When it comes to IT software, “if it ain’t broke, don’t fix it” is a popular philosophy. Pat Cameron, Director of Automation Technology at HelpSystems, gets this—she’s a big believer in being cautious about making changes to your production environment. She used to work in operations, so she knows that you want to weigh the risks when you replace the systems and applications that keep your business running.
But she also knows that there comes a time to evaluate the costs of maintaining your legacy job scheduling software. In a recent webinar, Pat explained how to know when it’s time to replace your batch scheduler and how to migrate to a better option.
Do You Need to Replace Your Batch Job Scheduler?
Your job scheduling tool—or tools—were a good investment when you bought them. But maintenance costs tend to go up over time. Plus, new workload automation solutions have features that your scheduler may not have. Can your software execute both cloud and on-premise job schedules? Can it integrate with all of your existing business applications? Are you able to find out about potential problems in the job schedule from your mobile device while you’re away from the office?
If not, your job scheduling solution may be a bit outdated.
The biggest sign that your current job scheduler needs to be replaced is if you don’t have central control over all of your jobs. Most companies have jobs running on basic schedulers like cron or Windows Task Scheduler, jobs being executed by individual applications, and jobs automated by custom scripts.

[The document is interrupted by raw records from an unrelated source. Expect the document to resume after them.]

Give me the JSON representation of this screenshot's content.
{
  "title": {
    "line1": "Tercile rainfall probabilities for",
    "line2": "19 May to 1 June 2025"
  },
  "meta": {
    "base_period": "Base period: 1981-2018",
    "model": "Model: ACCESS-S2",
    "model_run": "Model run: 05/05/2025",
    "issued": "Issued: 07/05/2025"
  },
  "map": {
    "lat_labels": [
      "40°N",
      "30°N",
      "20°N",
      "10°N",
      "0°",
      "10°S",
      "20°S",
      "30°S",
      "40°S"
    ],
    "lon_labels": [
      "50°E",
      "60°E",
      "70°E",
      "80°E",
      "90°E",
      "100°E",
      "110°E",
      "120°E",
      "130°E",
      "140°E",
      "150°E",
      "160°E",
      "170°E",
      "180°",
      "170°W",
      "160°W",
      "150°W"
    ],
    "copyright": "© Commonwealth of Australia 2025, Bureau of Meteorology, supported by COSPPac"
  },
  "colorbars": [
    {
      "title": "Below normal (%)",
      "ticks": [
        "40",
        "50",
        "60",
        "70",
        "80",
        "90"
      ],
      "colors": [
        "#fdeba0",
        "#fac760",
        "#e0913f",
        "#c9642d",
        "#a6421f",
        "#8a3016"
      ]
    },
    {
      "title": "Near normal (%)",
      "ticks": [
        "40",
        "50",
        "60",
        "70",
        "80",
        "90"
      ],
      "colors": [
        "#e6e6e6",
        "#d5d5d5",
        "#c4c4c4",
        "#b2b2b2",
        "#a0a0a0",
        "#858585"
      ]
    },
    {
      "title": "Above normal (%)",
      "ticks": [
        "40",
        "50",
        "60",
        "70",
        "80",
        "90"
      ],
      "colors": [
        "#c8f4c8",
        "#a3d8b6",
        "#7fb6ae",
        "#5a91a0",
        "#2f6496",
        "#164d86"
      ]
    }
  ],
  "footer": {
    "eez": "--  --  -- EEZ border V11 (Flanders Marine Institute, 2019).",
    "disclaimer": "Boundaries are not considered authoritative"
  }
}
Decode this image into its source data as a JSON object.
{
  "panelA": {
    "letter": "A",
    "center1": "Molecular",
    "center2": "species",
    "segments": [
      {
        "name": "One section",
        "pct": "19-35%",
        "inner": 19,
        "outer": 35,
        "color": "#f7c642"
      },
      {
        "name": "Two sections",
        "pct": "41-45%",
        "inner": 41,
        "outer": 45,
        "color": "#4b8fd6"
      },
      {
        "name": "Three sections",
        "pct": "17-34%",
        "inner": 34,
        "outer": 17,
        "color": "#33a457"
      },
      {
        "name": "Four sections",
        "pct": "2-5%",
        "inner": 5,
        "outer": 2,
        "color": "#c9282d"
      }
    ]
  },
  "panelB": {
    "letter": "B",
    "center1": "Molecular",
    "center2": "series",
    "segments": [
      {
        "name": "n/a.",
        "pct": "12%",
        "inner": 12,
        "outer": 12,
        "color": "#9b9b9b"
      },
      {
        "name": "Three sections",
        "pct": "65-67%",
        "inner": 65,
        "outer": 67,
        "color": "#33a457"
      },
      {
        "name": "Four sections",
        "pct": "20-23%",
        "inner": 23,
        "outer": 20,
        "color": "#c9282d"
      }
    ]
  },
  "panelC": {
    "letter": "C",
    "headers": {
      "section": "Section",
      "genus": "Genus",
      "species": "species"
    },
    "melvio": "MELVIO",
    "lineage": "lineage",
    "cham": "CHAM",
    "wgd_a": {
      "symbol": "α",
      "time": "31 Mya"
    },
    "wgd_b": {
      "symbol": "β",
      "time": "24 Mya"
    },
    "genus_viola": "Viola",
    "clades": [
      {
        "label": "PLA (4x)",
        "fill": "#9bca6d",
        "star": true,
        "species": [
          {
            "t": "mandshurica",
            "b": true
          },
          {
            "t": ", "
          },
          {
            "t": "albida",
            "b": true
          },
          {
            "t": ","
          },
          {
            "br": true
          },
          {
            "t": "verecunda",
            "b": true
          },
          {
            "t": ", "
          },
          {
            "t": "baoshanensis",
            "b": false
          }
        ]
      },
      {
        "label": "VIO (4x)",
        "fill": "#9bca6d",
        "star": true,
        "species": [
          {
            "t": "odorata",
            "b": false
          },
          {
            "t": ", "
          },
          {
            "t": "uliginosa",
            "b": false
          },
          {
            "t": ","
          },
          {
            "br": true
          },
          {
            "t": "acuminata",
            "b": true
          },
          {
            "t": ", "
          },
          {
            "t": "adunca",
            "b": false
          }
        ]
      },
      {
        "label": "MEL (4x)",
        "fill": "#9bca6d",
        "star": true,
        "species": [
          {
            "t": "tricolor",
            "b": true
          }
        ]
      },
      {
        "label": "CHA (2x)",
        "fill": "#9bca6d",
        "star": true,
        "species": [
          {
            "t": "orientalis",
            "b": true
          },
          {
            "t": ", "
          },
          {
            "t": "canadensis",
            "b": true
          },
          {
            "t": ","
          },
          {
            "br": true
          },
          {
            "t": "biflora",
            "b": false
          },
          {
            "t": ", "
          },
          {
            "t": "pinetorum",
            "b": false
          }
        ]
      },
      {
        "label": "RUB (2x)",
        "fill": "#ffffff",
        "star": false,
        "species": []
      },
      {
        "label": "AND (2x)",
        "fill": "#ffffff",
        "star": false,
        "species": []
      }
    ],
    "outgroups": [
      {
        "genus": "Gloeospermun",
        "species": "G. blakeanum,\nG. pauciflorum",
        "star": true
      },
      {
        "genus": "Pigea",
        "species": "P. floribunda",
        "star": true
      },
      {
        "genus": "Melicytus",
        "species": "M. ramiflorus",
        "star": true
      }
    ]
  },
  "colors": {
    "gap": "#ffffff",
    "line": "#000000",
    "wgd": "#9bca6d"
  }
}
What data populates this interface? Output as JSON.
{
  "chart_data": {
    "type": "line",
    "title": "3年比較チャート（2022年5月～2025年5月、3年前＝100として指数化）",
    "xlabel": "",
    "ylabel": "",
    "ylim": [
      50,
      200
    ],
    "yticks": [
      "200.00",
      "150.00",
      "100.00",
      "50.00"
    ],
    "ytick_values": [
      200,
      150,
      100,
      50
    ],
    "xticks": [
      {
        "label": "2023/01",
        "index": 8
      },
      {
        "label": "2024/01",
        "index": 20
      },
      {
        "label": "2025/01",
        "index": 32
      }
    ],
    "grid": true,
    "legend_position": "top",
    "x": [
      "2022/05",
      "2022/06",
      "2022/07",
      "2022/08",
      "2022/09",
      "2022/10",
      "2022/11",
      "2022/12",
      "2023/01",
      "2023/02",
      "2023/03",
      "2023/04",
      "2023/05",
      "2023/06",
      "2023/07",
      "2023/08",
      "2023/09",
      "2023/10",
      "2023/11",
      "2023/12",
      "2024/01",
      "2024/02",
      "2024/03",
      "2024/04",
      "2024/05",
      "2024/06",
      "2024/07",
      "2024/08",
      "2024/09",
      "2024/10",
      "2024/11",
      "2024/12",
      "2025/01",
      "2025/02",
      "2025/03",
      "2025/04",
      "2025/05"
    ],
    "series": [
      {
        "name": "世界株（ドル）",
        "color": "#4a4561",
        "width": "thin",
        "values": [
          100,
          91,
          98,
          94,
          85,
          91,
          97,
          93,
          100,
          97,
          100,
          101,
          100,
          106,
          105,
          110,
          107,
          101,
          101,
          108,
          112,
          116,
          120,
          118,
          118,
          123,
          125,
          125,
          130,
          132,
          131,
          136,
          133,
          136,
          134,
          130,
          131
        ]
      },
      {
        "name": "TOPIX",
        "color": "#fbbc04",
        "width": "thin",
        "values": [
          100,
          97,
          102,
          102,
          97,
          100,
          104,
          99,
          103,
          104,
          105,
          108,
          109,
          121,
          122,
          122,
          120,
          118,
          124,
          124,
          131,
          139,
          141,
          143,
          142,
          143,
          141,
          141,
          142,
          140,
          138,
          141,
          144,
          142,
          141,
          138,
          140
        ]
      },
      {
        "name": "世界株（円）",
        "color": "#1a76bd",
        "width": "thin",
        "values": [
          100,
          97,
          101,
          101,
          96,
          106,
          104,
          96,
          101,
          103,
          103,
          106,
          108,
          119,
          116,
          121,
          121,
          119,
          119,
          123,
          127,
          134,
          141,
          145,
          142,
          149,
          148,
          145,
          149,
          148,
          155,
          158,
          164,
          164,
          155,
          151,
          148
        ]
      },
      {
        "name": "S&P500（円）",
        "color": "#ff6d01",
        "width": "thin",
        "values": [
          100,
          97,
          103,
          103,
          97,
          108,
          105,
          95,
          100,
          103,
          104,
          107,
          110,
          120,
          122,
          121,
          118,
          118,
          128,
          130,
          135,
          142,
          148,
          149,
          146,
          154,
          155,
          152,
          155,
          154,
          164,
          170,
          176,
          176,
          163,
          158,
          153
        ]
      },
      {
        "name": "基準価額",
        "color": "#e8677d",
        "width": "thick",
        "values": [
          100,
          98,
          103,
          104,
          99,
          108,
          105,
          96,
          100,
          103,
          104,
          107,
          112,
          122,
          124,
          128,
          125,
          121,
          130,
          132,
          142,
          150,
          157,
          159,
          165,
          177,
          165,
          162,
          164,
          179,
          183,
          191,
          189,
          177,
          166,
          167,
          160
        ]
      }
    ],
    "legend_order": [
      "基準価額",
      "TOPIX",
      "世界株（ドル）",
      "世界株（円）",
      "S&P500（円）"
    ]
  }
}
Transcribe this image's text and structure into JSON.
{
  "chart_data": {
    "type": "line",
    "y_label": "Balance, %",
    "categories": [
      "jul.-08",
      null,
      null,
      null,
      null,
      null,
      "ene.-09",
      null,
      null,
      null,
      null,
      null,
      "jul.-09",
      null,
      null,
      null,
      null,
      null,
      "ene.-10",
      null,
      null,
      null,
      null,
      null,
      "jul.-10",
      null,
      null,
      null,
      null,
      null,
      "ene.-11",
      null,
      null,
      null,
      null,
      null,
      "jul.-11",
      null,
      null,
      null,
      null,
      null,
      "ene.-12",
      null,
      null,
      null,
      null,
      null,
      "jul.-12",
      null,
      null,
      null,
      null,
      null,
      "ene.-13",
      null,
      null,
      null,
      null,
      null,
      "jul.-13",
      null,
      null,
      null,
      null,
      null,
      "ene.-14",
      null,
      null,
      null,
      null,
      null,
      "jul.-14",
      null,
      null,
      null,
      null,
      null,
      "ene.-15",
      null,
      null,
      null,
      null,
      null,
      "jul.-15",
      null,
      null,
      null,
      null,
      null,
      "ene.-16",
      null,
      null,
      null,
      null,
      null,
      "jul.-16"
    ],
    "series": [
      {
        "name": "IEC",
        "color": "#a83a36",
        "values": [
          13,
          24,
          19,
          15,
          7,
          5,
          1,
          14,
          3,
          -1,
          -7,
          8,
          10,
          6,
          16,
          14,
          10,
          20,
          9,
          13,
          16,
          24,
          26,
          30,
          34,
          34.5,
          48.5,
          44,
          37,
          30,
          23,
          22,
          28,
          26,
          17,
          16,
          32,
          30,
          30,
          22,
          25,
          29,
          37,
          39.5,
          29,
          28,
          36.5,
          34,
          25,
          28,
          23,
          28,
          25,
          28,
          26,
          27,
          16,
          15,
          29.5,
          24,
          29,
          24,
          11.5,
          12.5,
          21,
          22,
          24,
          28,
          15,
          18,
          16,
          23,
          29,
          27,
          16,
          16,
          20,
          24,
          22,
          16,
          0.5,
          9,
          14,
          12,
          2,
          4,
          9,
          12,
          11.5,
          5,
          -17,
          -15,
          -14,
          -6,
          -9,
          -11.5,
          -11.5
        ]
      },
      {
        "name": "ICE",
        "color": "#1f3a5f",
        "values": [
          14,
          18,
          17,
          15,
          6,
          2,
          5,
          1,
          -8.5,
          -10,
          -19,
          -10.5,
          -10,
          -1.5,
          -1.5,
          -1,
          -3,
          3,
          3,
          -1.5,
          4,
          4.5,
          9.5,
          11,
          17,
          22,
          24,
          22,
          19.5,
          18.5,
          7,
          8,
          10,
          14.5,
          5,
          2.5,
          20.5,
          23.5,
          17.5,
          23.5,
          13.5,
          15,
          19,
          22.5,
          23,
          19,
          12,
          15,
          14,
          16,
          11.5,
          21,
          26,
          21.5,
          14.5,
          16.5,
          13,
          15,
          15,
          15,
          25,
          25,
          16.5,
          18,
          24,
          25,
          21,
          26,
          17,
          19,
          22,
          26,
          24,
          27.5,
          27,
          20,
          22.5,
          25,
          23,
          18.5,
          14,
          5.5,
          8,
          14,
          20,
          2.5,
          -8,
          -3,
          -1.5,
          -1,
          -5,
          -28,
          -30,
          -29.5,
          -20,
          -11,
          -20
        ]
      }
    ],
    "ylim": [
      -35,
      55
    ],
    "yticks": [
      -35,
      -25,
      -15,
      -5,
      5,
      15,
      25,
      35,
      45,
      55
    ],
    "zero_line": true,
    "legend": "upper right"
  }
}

Your enterprise job scheduler should be able to consolidate all of these workflows under a central management console.
This means it needs support for cross-platform dependencies. A file arrival or change on one system should be able to kick off a job on a different system. This kind of functionality speeds up runtimes, reduces errors, and eliminates the need for your programmers to waste time writing custom scripts.
There are other features you’ll probably want to have in a modern job scheduler, including detailed audit logs and automatic notifications.
Choosing a New Job Scheduler
Evaluating enterprise software is a complex process. Pat recommends dividing your requirements into four categories: business requirements, functional requirements, technical requirements, and budget requirements. Gather these before you start evaluating software—don’t let vendors push you into features that aren’t beneficial or talk you out of features that are essential.
Your list should include both “need to have” and “nice to have” features.
Need help determining your unique job scheduling requirements? Download the Enterprise Scheduler Decision Toolkit.
Business Requirements: Make sure you know what business applications are running in your organization. What tasks do you currently have running and when to they run—weekly, daily, or ad-hoc? Even the ad-hoc jobs can be streamlined if, for example, you set them up to start running at the click of a button.
Functional Requirements: This list should come from the operations team. They have a broader view of the organization than business teams. Consider factors like how easy the product should be to use, what kind of event triggers it should have, and what systems it needs to support. Don’t forget to talk to the night shift operators if you have them.
Technical Requirements: Does your scheduler need to support development, test, or QA environments? What technical requirements do your auditors need you to meet? Do you need to get automatic notifications of problems?
Budget Requirements: You probably already know that you should consider software costs, maintenance costs, implementation costs, training costs, and support costs. But don’t forget to also consider the areas where your new scheduler will save you money. For example, you may have less downtime. You don’t have to pay your developers to write custom automation scripts. And eliminating human error will save you time and money as well.
Migrating to Automate Schedule
Once you’ve determined your job scheduling requirements, you can start talking to vendors about how their products meet your needs. We offer a comparison checklist for our enterprise job scheduler, Automate Schedule, to help you with your decision.
Automate Schedule provides many of the modern workload automation capabilities Pat talked about in the webinar, including:
- Central control and management
- Multi-platform support
- Automatic notifications
- Interface with help desk software
- Detailed audit logs
- Role-based security
- The Universal Connector
Automate Schedule makes migrating from a legacy scheduler easy, and we can even help you out with our migration services. You just export your schedules to a text file, send it to HelpSystems, and we’ll format it to be imported to Automate Schedule. For a small effort up front, modernizing your job scheduling solution will increase efficiency, save money, and support organizational growth.